You hit the nail on the head about the specialization of the sleds contributing to the decline.
Back when sno-x started locally in AK, we had lots of entries and most of my friends raced. Back then guys would race their production trail sled and it was just a really fun time.
Then as some guys got more serious, they bought race sleds which didn’t work as well for trail sleds with the stupid 5 gallon tanks, missing idler wheels, and requirements for high octane gas.
The serious guys dominated on the race sleds causing fewer and fewer entries. Even I bought a race sled in ’02 and it was way more temperamental than the ’98 race sled I had.
I had trouble justifying the cost of a high strung 440 that had terrible resale in our area, was not very versatile for play riding and just required way too much time and effort to jet properly for changing temps.
As the years past by, the sleds got even more specialized and you couldn’t get one without participation in the stupid race programs. What’s wrong with the dirt bike concept of going into the dealer and buying a YZ, CR, KX or RM right off the floor?
The other thing was the tracks. The jumps got bigger and the tracks became more difficult and technical. Combine that with racing that got more competitive even in the semi-pro and sport ranks with ever-increasing severity with the injuries, people quit entering.
With fewer entrants, fewer families and spectators showed up. Just a snowball effect and for this season our club is not even hosting a sno-x because they were money losing events.

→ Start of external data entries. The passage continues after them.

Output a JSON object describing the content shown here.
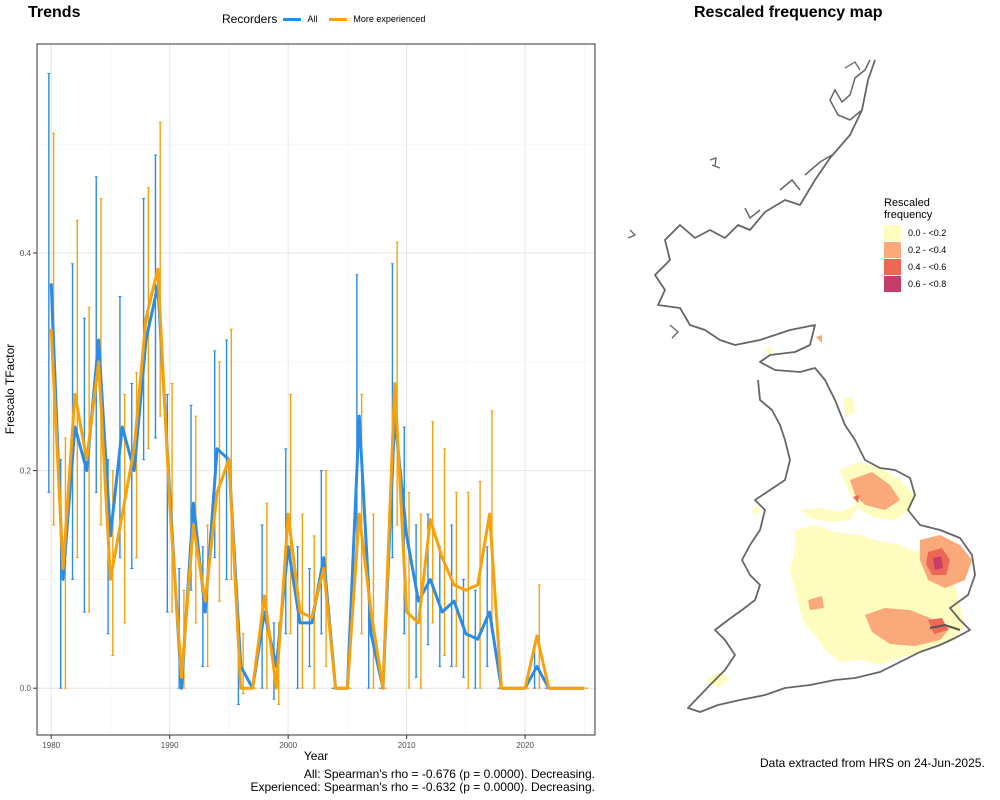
{
  "left_panel": {
    "title": "Trends"
  },
  "right_panel": {
    "title": "Rescaled frequency map",
    "note": "Data extracted from HRS on 24-Jun-2025."
  },
  "stats": {
    "all": "All: Spearman's rho = -0.676 (p = 0.0000). Decreasing.",
    "experienced": "Experienced: Spearman's rho = -0.632 (p = 0.0000). Decreasing."
  },
  "colors": {
    "all": "#2b8ce6",
    "experienced": "#f7a20c"
  },
  "chart_data": {
    "type": "line",
    "legend_title": "Recorders",
    "legend_position": "top",
    "xlabel": "Year",
    "ylabel": "Frescalo TFactor",
    "xlim": [
      1978.8,
      2025.9
    ],
    "ylim": [
      -0.043,
      0.592
    ],
    "x_ticks": [
      1980,
      1990,
      2000,
      2010,
      2020
    ],
    "y_ticks": [
      0.0,
      0.2,
      0.4
    ],
    "y_tick_labels": [
      "0.0",
      "0.2",
      "0.4"
    ],
    "grid": true,
    "series": [
      {
        "name": "All",
        "x": [
          1980,
          1981,
          1982,
          1983,
          1984,
          1985,
          1986,
          1987,
          1988,
          1989,
          1990,
          1991,
          1992,
          1993,
          1994,
          1995,
          1996,
          1997,
          1998,
          1999,
          2000,
          2001,
          2002,
          2003,
          2004,
          2005,
          2006,
          2007,
          2008,
          2009,
          2010,
          2011,
          2012,
          2013,
          2014,
          2015,
          2016,
          2017,
          2018,
          2019,
          2020,
          2021,
          2022,
          2023,
          2024,
          2025
        ],
        "y": [
          0.372,
          0.1,
          0.24,
          0.2,
          0.32,
          0.14,
          0.24,
          0.2,
          0.32,
          0.37,
          0.18,
          0.0,
          0.17,
          0.07,
          0.22,
          0.21,
          0.02,
          0.0,
          0.07,
          0.02,
          0.13,
          0.06,
          0.06,
          0.12,
          0.0,
          0.0,
          0.25,
          0.05,
          0.0,
          0.25,
          0.14,
          0.08,
          0.1,
          0.07,
          0.08,
          0.05,
          0.045,
          0.07,
          0.0,
          0.0,
          0.0,
          0.02,
          0.0,
          0.0,
          0.0,
          0.0
        ],
        "lower": [
          0.18,
          0.0,
          0.1,
          0.07,
          0.18,
          0.05,
          0.12,
          0.11,
          0.21,
          0.23,
          0.07,
          0.0,
          0.09,
          0.02,
          0.12,
          0.1,
          -0.015,
          0.0,
          0.0,
          -0.01,
          0.05,
          0.0,
          0.02,
          0.05,
          0.0,
          0.0,
          0.13,
          0.0,
          0.0,
          0.12,
          0.05,
          0.01,
          0.04,
          0.02,
          0.02,
          0.01,
          0.0,
          0.02,
          0.0,
          0.0,
          0.0,
          0.0,
          0.0,
          0.0,
          0.0,
          0.0
        ],
        "upper": [
          0.565,
          0.21,
          0.39,
          0.34,
          0.47,
          0.21,
          0.36,
          0.28,
          0.45,
          0.49,
          0.27,
          0.11,
          0.26,
          0.13,
          0.31,
          0.32,
          0.06,
          0.0,
          0.15,
          0.06,
          0.22,
          0.13,
          0.11,
          0.2,
          0.0,
          0.0,
          0.38,
          0.1,
          0.0,
          0.39,
          0.24,
          0.15,
          0.16,
          0.13,
          0.15,
          0.1,
          0.09,
          0.13,
          0.0,
          0.0,
          0.0,
          0.04,
          0.0,
          0.0,
          0.0,
          0.0
        ]
      },
      {
        "name": "More experienced",
        "x": [
          1980,
          1981,
          1982,
          1983,
          1984,
          1985,
          1986,
          1987,
          1988,
          1989,
          1990,
          1991,
          1992,
          1993,
          1994,
          1995,
          1996,
          1997,
          1998,
          1999,
          2000,
          2001,
          2002,
          2003,
          2004,
          2005,
          2006,
          2007,
          2008,
          2009,
          2010,
          2011,
          2012,
          2013,
          2014,
          2015,
          2016,
          2017,
          2018,
          2019,
          2020,
          2021,
          2022,
          2023,
          2024,
          2025
        ],
        "y": [
          0.33,
          0.11,
          0.27,
          0.21,
          0.3,
          0.1,
          0.16,
          0.22,
          0.34,
          0.385,
          0.17,
          0.01,
          0.15,
          0.08,
          0.18,
          0.21,
          0.0,
          0.0,
          0.085,
          0.0,
          0.16,
          0.07,
          0.065,
          0.11,
          0.0,
          0.0,
          0.16,
          0.07,
          0.0,
          0.28,
          0.07,
          0.06,
          0.155,
          0.12,
          0.095,
          0.09,
          0.095,
          0.16,
          0.0,
          0.0,
          0.0,
          0.048,
          0.0,
          0.0,
          0.0,
          0.0
        ],
        "lower": [
          0.15,
          0.0,
          0.12,
          0.07,
          0.15,
          0.03,
          0.06,
          0.12,
          0.22,
          0.25,
          0.07,
          0.0,
          0.06,
          0.02,
          0.08,
          0.1,
          -0.005,
          0.0,
          0.0,
          -0.015,
          0.05,
          0.0,
          0.0,
          0.02,
          0.0,
          0.0,
          0.05,
          0.0,
          0.0,
          0.15,
          0.0,
          0.0,
          0.06,
          0.03,
          0.02,
          0.0,
          0.0,
          0.06,
          0.0,
          0.0,
          0.0,
          0.0,
          0.0,
          0.0,
          0.0,
          0.0
        ],
        "upper": [
          0.51,
          0.23,
          0.43,
          0.35,
          0.45,
          0.2,
          0.27,
          0.29,
          0.46,
          0.52,
          0.28,
          0.09,
          0.25,
          0.15,
          0.3,
          0.33,
          0.05,
          0.0,
          0.17,
          0.06,
          0.27,
          0.16,
          0.14,
          0.2,
          0.0,
          0.0,
          0.27,
          0.16,
          0.0,
          0.41,
          0.18,
          0.16,
          0.245,
          0.22,
          0.18,
          0.18,
          0.19,
          0.255,
          0.0,
          0.0,
          0.0,
          0.095,
          0.0,
          0.0,
          0.0,
          0.0
        ]
      }
    ]
  },
  "map_legend": {
    "title_line1": "Rescaled",
    "title_line2": "frequency",
    "items": [
      {
        "label": "0.0 - <0.2",
        "color": "#fefcbf"
      },
      {
        "label": "0.2 - <0.4",
        "color": "#f9a97a"
      },
      {
        "label": "0.4 - <0.6",
        "color": "#ec6756"
      },
      {
        "label": "0.6 - <0.8",
        "color": "#c73d6a"
      }
    ]
  }
}
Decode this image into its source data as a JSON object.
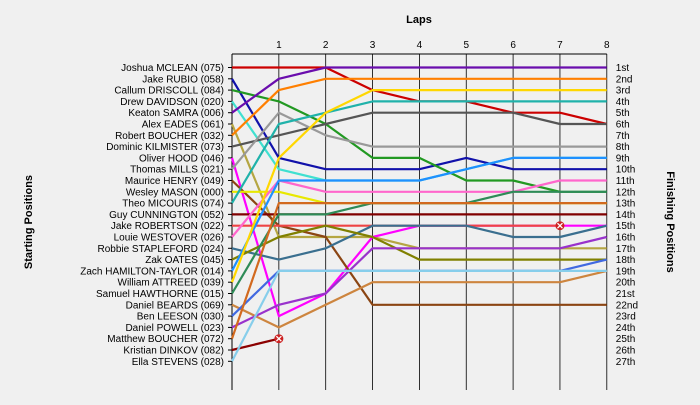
{
  "chart_data": {
    "type": "line",
    "title": "Laps",
    "xlabel": "Laps",
    "ylabel_left": "Starting Positions",
    "ylabel_right": "Finishing Positions",
    "x_ticks": [
      1,
      2,
      3,
      4,
      5,
      6,
      7,
      8
    ],
    "y_range": [
      1,
      27
    ],
    "grid": "vertical",
    "drivers": [
      {
        "name": "Joshua MCLEAN (075)",
        "color": "#cc0000",
        "positions": [
          1,
          1,
          1,
          3,
          4,
          4,
          5,
          5,
          6
        ]
      },
      {
        "name": "Jake RUBIO (058)",
        "color": "#1111aa",
        "positions": [
          2,
          9,
          10,
          10,
          10,
          9,
          10,
          10,
          10
        ]
      },
      {
        "name": "Callum DRISCOLL (084)",
        "color": "#229922",
        "positions": [
          3,
          4,
          6,
          9,
          9,
          11,
          11,
          12,
          12
        ]
      },
      {
        "name": "Drew DAVIDSON (020)",
        "color": "#40e0d0",
        "positions": [
          4,
          10,
          11,
          11,
          11,
          10,
          9,
          9,
          9
        ]
      },
      {
        "name": "Keaton SAMRA (006)",
        "color": "#6a0dad",
        "positions": [
          5,
          2,
          1,
          1,
          1,
          1,
          1,
          1,
          1
        ]
      },
      {
        "name": "Alex EADES (061)",
        "color": "#b5a642",
        "positions": [
          6,
          16,
          16,
          16,
          17,
          17,
          17,
          17,
          17
        ]
      },
      {
        "name": "Robert BOUCHER (032)",
        "color": "#ff7f00",
        "positions": [
          7,
          3,
          2,
          2,
          2,
          2,
          2,
          2,
          2
        ]
      },
      {
        "name": "Dominic KILMISTER (073)",
        "color": "#555555",
        "positions": [
          8,
          7,
          6,
          5,
          5,
          5,
          5,
          6,
          6
        ]
      },
      {
        "name": "Oliver HOOD (046)",
        "color": "#ff00ff",
        "positions": [
          9,
          23,
          21,
          16,
          15,
          15,
          15,
          15,
          15
        ]
      },
      {
        "name": "Thomas MILLS (021)",
        "color": "#999999",
        "positions": [
          10,
          5,
          7,
          8,
          8,
          8,
          8,
          8,
          8
        ]
      },
      {
        "name": "Maurice HENRY (049)",
        "color": "#8b4513",
        "positions": [
          11,
          15,
          16,
          22,
          22,
          22,
          22,
          22,
          22
        ]
      },
      {
        "name": "Wesley MASON (000)",
        "color": "#e8e800",
        "positions": [
          12,
          12,
          13,
          13,
          13,
          13,
          13,
          13,
          13
        ]
      },
      {
        "name": "Theo MICOURIS (074)",
        "color": "#20b2aa",
        "positions": [
          13,
          6,
          5,
          4,
          4,
          4,
          4,
          4,
          4
        ]
      },
      {
        "name": "Guy CUNNINGTON (052)",
        "color": "#800000",
        "positions": [
          14,
          14,
          14,
          14,
          14,
          14,
          14,
          14,
          14
        ]
      },
      {
        "name": "Jake ROBERTSON (022)",
        "color": "#ee4444",
        "positions": [
          15,
          15,
          15,
          15,
          15,
          15,
          15,
          15
        ]
      },
      {
        "name": "Louie WESTOVER (026)",
        "color": "#ff66cc",
        "positions": [
          16,
          11,
          12,
          12,
          12,
          12,
          12,
          11,
          11
        ]
      },
      {
        "name": "Robbie STAPLEFORD (024)",
        "color": "#3a6f8f",
        "positions": [
          17,
          18,
          17,
          15,
          15,
          15,
          16,
          16,
          15
        ]
      },
      {
        "name": "Zak OATES (045)",
        "color": "#808000",
        "positions": [
          18,
          16,
          15,
          16,
          18,
          18,
          18,
          18,
          18
        ]
      },
      {
        "name": "Zach HAMILTON-TAYLOR (014)",
        "color": "#1e90ff",
        "positions": [
          19,
          11,
          11,
          11,
          11,
          10,
          9,
          9,
          9
        ]
      },
      {
        "name": "William ATTREED (039)",
        "color": "#ffd700",
        "positions": [
          20,
          9,
          5,
          3,
          3,
          3,
          3,
          3,
          3
        ]
      },
      {
        "name": "Samuel HAWTHORNE (015)",
        "color": "#2e8b57",
        "positions": [
          21,
          14,
          14,
          13,
          13,
          13,
          12,
          12,
          12
        ]
      },
      {
        "name": "Daniel BEARDS (069)",
        "color": "#cd853f",
        "positions": [
          22,
          24,
          22,
          20,
          20,
          20,
          20,
          20,
          19
        ]
      },
      {
        "name": "Ben LEESON (030)",
        "color": "#4169e1",
        "positions": [
          23,
          19,
          19,
          19,
          19,
          19,
          19,
          19,
          18
        ]
      },
      {
        "name": "Daniel POWELL (023)",
        "color": "#9932cc",
        "positions": [
          24,
          22,
          21,
          17,
          17,
          17,
          17,
          17,
          16
        ]
      },
      {
        "name": "Matthew BOUCHER (072)",
        "color": "#d2691e",
        "positions": [
          25,
          13,
          13,
          13,
          13,
          13,
          13,
          13,
          13
        ]
      },
      {
        "name": "Kristian DINKOV (082)",
        "color": "#8b0000",
        "positions": [
          26,
          25
        ]
      },
      {
        "name": "Ella STEVENS (028)",
        "color": "#87ceeb",
        "positions": [
          27,
          19,
          19,
          19,
          19,
          19,
          19,
          19,
          19
        ]
      }
    ],
    "finishing_labels": [
      "1st",
      "2nd",
      "3rd",
      "4th",
      "5th",
      "6th",
      "7th",
      "8th",
      "9th",
      "10th",
      "11th",
      "12th",
      "13th",
      "14th",
      "15th",
      "16th",
      "17th",
      "18th",
      "19th",
      "20th",
      "21st",
      "22nd",
      "23rd",
      "24th",
      "25th",
      "26th",
      "27th"
    ],
    "retirements": [
      {
        "driver": "Kristian DINKOV (082)",
        "lap": 1,
        "position": 25,
        "marker": "x"
      },
      {
        "driver": "Jake ROBERTSON (022)",
        "lap": 7,
        "position": 15,
        "marker": "x"
      }
    ]
  }
}
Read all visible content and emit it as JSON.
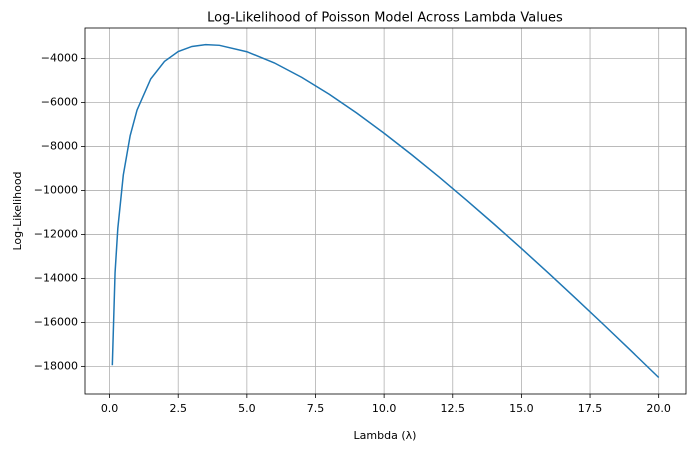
{
  "chart_data": {
    "type": "line",
    "title": "Log-Likelihood of Poisson Model Across Lambda Values",
    "x_label": "Lambda (λ)",
    "y_label": "Log-Likelihood",
    "color": "#1f77b4",
    "grid": true,
    "x": [
      0.1,
      0.2,
      0.3,
      0.5,
      0.75,
      1,
      1.5,
      2,
      2.5,
      3,
      3.5,
      4,
      5,
      6,
      7,
      8,
      9,
      10,
      11,
      12,
      13,
      14,
      15,
      16,
      17,
      18,
      19,
      20
    ],
    "values": [
      -17950,
      -13738,
      -11726,
      -9300,
      -7510,
      -6347,
      -4927,
      -4134,
      -3685,
      -3454,
      -3372,
      -3401,
      -3692,
      -4200,
      -4859,
      -5628,
      -6480,
      -7399,
      -8371,
      -9387,
      -10441,
      -11526,
      -12638,
      -13775,
      -14932,
      -16107,
      -17299,
      -18506
    ],
    "xlim": [
      -0.895,
      20.995
    ],
    "ylim": [
      -19256,
      -2614
    ],
    "xticks": [
      {
        "value": 0,
        "label": "0.0"
      },
      {
        "value": 2.5,
        "label": "2.5"
      },
      {
        "value": 5,
        "label": "5.0"
      },
      {
        "value": 7.5,
        "label": "7.5"
      },
      {
        "value": 10,
        "label": "10.0"
      },
      {
        "value": 12.5,
        "label": "12.5"
      },
      {
        "value": 15,
        "label": "15.0"
      },
      {
        "value": 17.5,
        "label": "17.5"
      },
      {
        "value": 20,
        "label": "20.0"
      }
    ],
    "yticks": [
      {
        "value": -18000,
        "label": "−18000"
      },
      {
        "value": -16000,
        "label": "−16000"
      },
      {
        "value": -14000,
        "label": "−14000"
      },
      {
        "value": -12000,
        "label": "−12000"
      },
      {
        "value": -10000,
        "label": "−10000"
      },
      {
        "value": -8000,
        "label": "−8000"
      },
      {
        "value": -6000,
        "label": "−6000"
      },
      {
        "value": -4000,
        "label": "−4000"
      }
    ]
  }
}
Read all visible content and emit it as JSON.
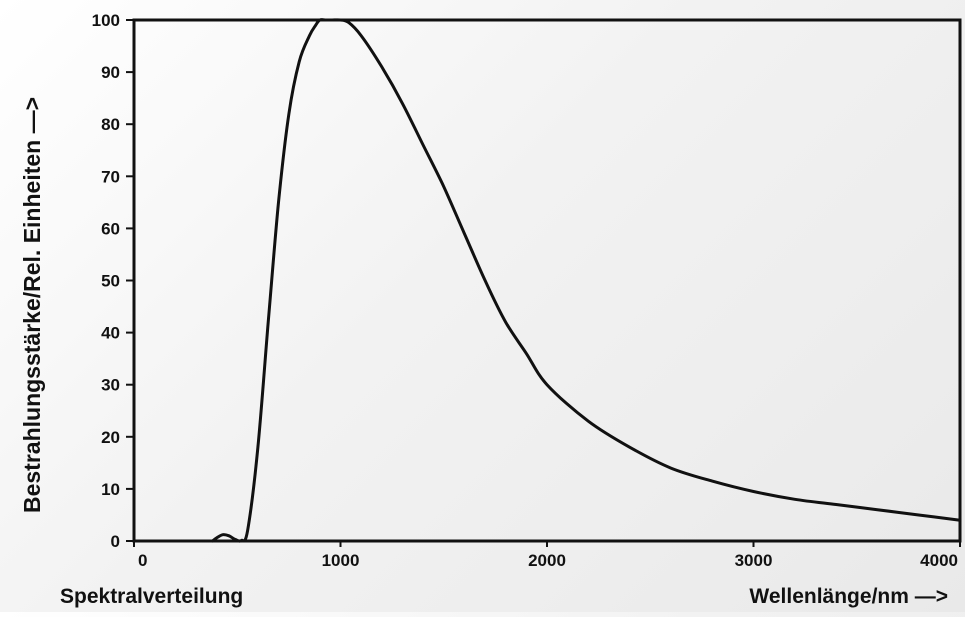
{
  "chart_data": {
    "type": "line",
    "title": "",
    "caption": "Spektralverteilung",
    "xlabel": "Wellenlänge/nm —>",
    "ylabel": "Bestrahlungsstärke/Rel. Einheiten —>",
    "xlim": [
      0,
      4000
    ],
    "ylim": [
      0,
      100
    ],
    "xticks": [
      0,
      1000,
      2000,
      3000,
      4000
    ],
    "yticks": [
      0,
      10,
      20,
      30,
      40,
      50,
      60,
      70,
      80,
      90,
      100
    ],
    "grid": false,
    "legend": "none",
    "line_color": "#111111",
    "series": [
      {
        "x": [
          380,
          400,
          430,
          460,
          490,
          520,
          550,
          600,
          650,
          700,
          750,
          800,
          850,
          880,
          900,
          930,
          960,
          1000,
          1040,
          1100,
          1200,
          1300,
          1400,
          1500,
          1600,
          1700,
          1800,
          1900,
          2000,
          2200,
          2400,
          2600,
          2800,
          3000,
          3200,
          3400,
          3600,
          3800,
          4000
        ],
        "y": [
          0,
          0.6,
          1.2,
          1.0,
          0.3,
          0.1,
          2,
          18,
          42,
          65,
          82,
          92,
          97,
          99,
          100,
          100,
          100,
          100,
          99.5,
          97,
          91,
          84,
          76,
          68,
          59,
          50,
          42,
          36,
          30,
          23,
          18,
          14,
          11.5,
          9.5,
          8,
          7,
          6,
          5,
          4
        ]
      }
    ]
  }
}
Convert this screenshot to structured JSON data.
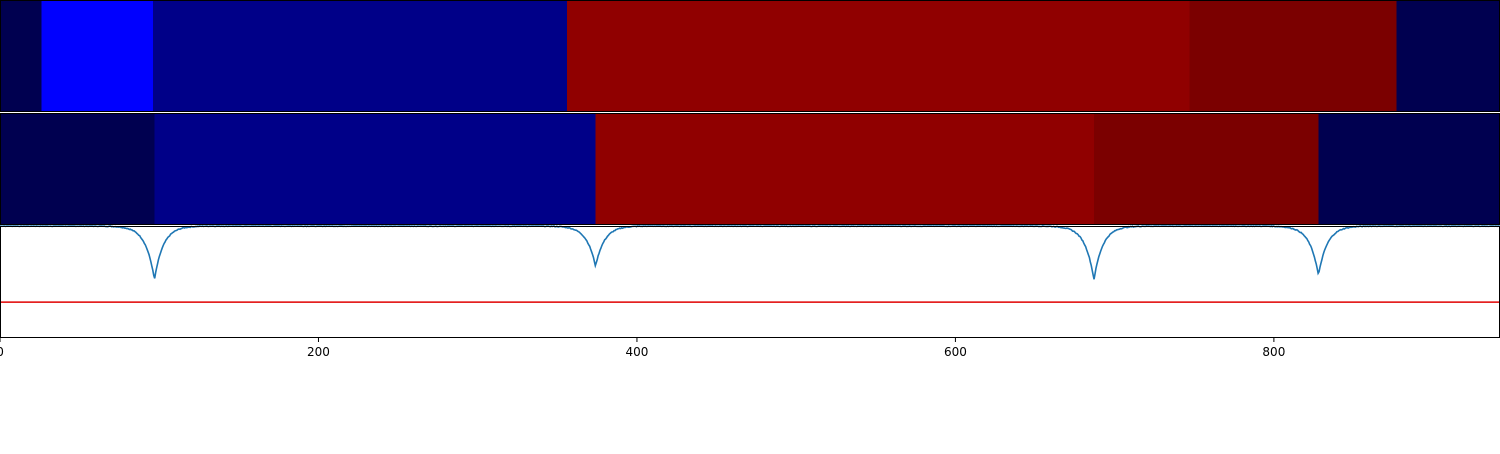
{
  "chart_data": [
    {
      "type": "heatmap",
      "xlim": [
        0,
        942
      ],
      "segments": [
        {
          "start": 0,
          "end": 26,
          "color": "#000050"
        },
        {
          "start": 26,
          "end": 96,
          "color": "#0000ff"
        },
        {
          "start": 96,
          "end": 356,
          "color": "#000088"
        },
        {
          "start": 356,
          "end": 747,
          "color": "#900000"
        },
        {
          "start": 747,
          "end": 877,
          "color": "#7b0000"
        },
        {
          "start": 877,
          "end": 942,
          "color": "#000050"
        }
      ]
    },
    {
      "type": "heatmap",
      "xlim": [
        0,
        942
      ],
      "segments": [
        {
          "start": 0,
          "end": 97,
          "color": "#000050"
        },
        {
          "start": 97,
          "end": 374,
          "color": "#000088"
        },
        {
          "start": 374,
          "end": 687,
          "color": "#900000"
        },
        {
          "start": 687,
          "end": 828,
          "color": "#7b0000"
        },
        {
          "start": 828,
          "end": 942,
          "color": "#000050"
        }
      ]
    },
    {
      "type": "line",
      "xlim": [
        0,
        942
      ],
      "ylim": [
        -1.0,
        0.0
      ],
      "xticks": [
        0,
        200,
        400,
        600,
        800
      ],
      "xtick_labels": [
        "0",
        "200",
        "400",
        "600",
        "800"
      ],
      "grid": false,
      "dips": [
        {
          "center": 97,
          "depth": -0.48
        },
        {
          "center": 374,
          "depth": -0.36
        },
        {
          "center": 687,
          "depth": -0.48
        },
        {
          "center": 828,
          "depth": -0.44
        }
      ],
      "line_color": "#1f77b4",
      "threshold": {
        "y": -0.68,
        "color": "#e00000"
      }
    }
  ]
}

In the end does it matter? A race sled from Cat or Polaris is not what they sell the consumer so who cares how they do in the nationals? What good does it do for Polaris and Cat to spend R&D money on a sled that never sees the showroom?
Yamaha had dropped out of sno-x and Doo seems to have a half hearted effort. They should just drop the whole thing and focus on XC racing where average guys still race production sleds at the grassroot level.